15. It is only proper that the representations are considered at the highest level, and with the proper evaluation of the facts and law as indicated
above. I direct the Government to pass orders afresh on the representations particularly in the background of the legal and factual aspects
highlighted in this judgment. There will be a direction to that effect to the Government. The Government shall consider within a period of three
months from the receipt of the judgment the question of framing a scheme for regulating the appointment to the posts needed for attending to the
cleaning operations in the hostels such as the one in which the Petitioner is engaged. The original petition is allowed as above.

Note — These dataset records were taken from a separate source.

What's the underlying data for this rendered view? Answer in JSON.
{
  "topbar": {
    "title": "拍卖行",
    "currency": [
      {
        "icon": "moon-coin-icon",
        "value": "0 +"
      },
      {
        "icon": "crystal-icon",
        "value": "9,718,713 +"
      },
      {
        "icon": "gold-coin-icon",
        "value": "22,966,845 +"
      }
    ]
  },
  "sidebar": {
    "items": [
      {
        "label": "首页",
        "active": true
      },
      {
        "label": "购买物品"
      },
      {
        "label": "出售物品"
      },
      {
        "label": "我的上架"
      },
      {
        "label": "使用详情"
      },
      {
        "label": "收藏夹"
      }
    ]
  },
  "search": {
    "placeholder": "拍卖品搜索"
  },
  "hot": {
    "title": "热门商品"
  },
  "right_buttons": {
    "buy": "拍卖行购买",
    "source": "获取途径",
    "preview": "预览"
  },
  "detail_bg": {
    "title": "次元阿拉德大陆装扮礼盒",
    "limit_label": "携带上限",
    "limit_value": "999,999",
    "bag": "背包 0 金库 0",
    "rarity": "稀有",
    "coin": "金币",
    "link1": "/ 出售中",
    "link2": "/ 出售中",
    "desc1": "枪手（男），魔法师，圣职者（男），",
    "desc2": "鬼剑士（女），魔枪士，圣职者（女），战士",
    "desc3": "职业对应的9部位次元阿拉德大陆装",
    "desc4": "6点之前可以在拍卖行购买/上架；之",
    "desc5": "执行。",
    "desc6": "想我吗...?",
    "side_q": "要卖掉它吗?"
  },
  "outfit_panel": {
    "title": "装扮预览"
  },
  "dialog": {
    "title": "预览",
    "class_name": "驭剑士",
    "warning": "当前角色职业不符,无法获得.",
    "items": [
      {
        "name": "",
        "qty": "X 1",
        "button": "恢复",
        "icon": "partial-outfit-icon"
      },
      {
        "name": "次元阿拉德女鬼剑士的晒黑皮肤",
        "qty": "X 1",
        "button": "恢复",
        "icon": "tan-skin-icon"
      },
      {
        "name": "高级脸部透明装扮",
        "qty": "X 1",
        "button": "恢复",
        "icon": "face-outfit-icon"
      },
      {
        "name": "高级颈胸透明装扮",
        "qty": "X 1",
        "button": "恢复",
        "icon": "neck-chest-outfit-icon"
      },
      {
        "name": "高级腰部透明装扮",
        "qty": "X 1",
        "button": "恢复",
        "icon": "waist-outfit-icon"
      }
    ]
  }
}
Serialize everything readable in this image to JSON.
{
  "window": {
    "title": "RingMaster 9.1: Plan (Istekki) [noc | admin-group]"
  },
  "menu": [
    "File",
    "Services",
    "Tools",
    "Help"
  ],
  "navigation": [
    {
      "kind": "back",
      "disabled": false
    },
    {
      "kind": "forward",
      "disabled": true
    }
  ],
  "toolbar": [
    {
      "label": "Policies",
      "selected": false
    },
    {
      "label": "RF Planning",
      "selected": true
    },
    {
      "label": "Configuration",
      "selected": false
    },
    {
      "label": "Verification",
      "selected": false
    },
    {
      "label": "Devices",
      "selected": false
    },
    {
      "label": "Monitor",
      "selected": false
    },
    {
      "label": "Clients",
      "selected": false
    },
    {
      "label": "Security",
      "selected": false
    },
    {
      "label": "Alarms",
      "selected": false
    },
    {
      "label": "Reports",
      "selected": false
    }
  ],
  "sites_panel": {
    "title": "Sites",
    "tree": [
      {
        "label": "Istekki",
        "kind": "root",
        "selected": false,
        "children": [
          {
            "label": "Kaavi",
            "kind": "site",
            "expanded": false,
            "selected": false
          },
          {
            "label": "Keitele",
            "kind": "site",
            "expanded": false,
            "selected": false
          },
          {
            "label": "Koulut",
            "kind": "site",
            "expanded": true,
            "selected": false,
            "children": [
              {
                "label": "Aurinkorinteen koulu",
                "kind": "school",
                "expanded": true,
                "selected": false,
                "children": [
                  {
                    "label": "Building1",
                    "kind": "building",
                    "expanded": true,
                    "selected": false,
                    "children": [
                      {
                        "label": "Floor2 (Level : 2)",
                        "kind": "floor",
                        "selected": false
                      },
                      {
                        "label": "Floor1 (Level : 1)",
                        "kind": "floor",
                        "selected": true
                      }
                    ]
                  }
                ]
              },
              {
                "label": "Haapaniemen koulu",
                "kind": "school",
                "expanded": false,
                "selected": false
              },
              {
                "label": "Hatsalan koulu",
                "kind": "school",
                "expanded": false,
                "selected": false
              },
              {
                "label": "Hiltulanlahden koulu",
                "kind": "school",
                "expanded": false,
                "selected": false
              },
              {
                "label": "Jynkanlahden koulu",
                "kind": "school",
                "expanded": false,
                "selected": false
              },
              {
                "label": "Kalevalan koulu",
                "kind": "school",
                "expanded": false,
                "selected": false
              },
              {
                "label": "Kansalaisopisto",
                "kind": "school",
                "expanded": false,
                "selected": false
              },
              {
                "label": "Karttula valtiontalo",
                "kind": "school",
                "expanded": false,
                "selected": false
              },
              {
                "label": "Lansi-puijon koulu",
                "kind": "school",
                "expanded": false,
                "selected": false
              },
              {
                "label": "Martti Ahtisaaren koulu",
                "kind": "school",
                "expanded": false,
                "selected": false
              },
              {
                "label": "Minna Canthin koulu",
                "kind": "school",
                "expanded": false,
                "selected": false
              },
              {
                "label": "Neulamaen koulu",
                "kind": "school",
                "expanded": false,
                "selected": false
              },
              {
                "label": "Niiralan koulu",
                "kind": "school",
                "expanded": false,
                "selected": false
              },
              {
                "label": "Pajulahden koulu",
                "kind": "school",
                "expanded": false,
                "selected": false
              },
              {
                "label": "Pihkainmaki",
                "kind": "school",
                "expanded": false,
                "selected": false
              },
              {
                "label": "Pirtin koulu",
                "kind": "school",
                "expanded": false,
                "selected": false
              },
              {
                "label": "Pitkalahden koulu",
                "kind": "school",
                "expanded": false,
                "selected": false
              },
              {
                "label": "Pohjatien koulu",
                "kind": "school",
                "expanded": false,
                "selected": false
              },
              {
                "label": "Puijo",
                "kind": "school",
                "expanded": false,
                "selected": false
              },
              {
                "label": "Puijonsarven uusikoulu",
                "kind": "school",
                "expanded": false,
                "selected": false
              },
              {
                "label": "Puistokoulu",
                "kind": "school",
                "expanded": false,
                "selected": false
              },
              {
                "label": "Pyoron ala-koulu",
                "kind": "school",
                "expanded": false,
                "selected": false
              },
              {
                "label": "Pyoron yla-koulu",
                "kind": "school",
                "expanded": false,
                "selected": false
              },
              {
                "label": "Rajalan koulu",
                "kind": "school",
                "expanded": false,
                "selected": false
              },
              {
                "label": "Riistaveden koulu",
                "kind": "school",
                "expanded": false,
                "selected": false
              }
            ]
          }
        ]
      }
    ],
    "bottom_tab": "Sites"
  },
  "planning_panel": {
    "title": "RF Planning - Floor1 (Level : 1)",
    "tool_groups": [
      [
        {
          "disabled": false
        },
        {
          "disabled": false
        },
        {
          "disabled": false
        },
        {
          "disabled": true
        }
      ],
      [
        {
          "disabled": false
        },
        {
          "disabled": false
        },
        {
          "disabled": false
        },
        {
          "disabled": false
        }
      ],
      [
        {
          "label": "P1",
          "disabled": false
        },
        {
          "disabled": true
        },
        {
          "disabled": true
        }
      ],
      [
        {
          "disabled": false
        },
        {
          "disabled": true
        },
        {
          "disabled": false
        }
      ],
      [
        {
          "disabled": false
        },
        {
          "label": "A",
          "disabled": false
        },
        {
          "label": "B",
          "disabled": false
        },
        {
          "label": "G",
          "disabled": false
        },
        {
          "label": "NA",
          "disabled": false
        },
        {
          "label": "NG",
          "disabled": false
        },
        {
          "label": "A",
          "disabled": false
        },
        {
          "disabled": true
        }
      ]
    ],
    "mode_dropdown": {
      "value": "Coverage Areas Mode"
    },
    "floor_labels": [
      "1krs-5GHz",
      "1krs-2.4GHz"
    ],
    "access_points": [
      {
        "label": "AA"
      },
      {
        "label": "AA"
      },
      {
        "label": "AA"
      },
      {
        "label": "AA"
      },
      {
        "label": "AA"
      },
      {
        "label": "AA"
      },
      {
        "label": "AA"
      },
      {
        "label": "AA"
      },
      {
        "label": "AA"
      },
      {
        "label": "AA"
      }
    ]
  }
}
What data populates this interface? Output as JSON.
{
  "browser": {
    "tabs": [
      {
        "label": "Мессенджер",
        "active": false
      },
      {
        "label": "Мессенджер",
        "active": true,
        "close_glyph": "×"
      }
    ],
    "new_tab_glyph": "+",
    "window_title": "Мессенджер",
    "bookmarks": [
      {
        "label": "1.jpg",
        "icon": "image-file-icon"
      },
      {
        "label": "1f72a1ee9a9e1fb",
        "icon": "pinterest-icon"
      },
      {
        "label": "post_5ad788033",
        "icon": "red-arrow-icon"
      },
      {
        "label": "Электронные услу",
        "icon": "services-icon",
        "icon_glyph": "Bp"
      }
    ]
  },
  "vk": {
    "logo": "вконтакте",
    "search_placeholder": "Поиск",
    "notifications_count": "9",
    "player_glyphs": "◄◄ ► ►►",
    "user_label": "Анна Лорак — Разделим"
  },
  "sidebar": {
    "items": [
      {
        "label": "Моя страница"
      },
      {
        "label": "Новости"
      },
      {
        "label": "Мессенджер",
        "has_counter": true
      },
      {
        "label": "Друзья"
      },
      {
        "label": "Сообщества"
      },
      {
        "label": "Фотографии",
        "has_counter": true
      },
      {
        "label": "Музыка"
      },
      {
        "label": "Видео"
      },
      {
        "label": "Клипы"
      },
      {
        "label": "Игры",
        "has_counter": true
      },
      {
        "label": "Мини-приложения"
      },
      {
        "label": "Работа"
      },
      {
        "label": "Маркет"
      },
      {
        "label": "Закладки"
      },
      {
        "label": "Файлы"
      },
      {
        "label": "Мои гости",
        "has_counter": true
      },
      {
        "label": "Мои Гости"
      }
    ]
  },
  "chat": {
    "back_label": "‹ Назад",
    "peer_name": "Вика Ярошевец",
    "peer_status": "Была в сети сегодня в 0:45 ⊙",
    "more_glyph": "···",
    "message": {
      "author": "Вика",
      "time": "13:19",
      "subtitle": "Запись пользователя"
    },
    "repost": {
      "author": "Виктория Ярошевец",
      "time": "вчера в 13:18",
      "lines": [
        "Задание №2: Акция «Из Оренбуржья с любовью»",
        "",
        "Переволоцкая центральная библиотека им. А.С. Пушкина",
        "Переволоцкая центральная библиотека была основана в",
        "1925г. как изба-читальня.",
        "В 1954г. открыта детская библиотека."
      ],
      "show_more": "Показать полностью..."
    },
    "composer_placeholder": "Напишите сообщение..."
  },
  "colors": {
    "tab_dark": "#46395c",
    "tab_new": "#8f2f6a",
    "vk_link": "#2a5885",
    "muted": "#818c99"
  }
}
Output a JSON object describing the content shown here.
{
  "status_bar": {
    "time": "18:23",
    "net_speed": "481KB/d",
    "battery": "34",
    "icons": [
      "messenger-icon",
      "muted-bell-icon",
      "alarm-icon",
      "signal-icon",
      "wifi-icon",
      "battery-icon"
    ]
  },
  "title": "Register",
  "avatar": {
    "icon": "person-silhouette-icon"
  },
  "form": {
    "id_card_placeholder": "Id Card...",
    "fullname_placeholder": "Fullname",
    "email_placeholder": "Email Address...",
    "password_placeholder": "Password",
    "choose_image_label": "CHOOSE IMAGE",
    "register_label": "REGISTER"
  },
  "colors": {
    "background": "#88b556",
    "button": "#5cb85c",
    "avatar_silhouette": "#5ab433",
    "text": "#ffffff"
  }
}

16. Counsel for the Petitioner attempted to portray the picture of the helpless Petitioner, working at a lower level and placed in the lowest social
set up. The tragedy which befell him in the form of termination of services even as he was aspiring for absorption in the permanent service, and that
too in the Harijan year, was vividly presented to the Court. The weakest sections as yet do not appear always to have the strongest champions. It
has been so in very many climes and times, and in regimes of different types. The Petitioner belonging to the weakest section in the society, has an
individual sorrow. The entire section itself wallows in the waters of similar sorrows. Did not the State Government succeed in avoiding a simple
notification for over a decade, when that notification could effectuate the benefits of a Parliamentary enactment (the Motor Vehicles Amendment
Act, 1982) which conferred special benefits for the Harijans. Another State enactment intended to protect the Scheduled Castes and Scheduled
Tribes subjected to ruthless exploitation, is virtually kept in the cold storage, even when its constitutionality had been upheld by the two decisions
of the Supreme Court and the implementation had been carried out even in neighboring States. Those in the lowest positions, financially and
socially, may have to fight against obscurantist obstructions imaginatively, intelligently and yet legally, and constitutionally.